This week, the comics community was rocked by a scandal that people will be talking about for some time.
Yes, that's right, dear reader, Wendig went. Author Chuck Wendig was fired by Marvel in the middle of the just-announced Star Wars: Shadow of Vader mini-series, according to Wendig, due to his tweets consisting of "too much politics, too much vulgarity, too much negativity." Yes, if there's one comic book scandal anyone should remember from this week, it's definitely this one and not any other comics scandal that may or may not have occurred.
*loosens shirt collar*
Wendig's firing came late on a Friday afternoon, with Wendig himself announcing the news in a long Twitter thread. Marvel, for their part, refused to comment on the firing. In that thread, Wendig claimed that Chelsea Cain, whose Vision series was canceled also shortly after its announcement, was also fired for similar reasons.
Like Wendig, Cain was extremely vocal after her book was canceled, something that can probably be attributed to both writers making their primary income outside of comics, empowering them to speak out loudly about the sort of power inequality and corporate exploitation that most full time comics pros have had to be quiet about for decades or risk endangering their careers.

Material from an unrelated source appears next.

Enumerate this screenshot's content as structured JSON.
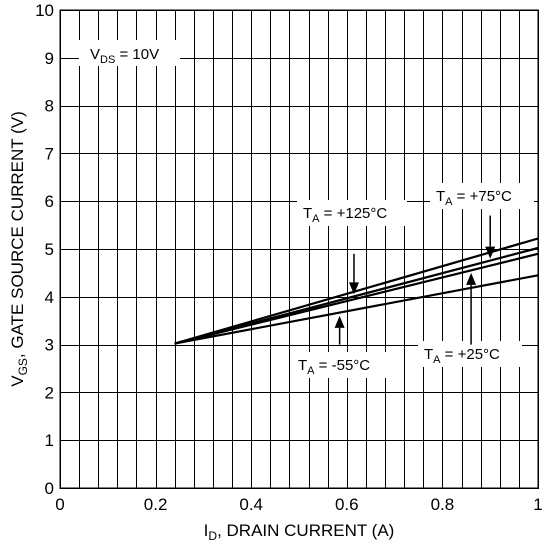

For Cain, who's referred to the comic book industry as a "class action lawsuit waiting to happen," there's a solution that could balance the scales of power somewhat between workers and employees in the comic book industry. It's a radical leftist idea called a "union."
Hmm, comic book creators and other workers in the industry joining together to collectively bargain with employers, using strength in numbers balance the scales of power against the megacorps that control the superhero-industrial complex?
Nah, that could never work, could it?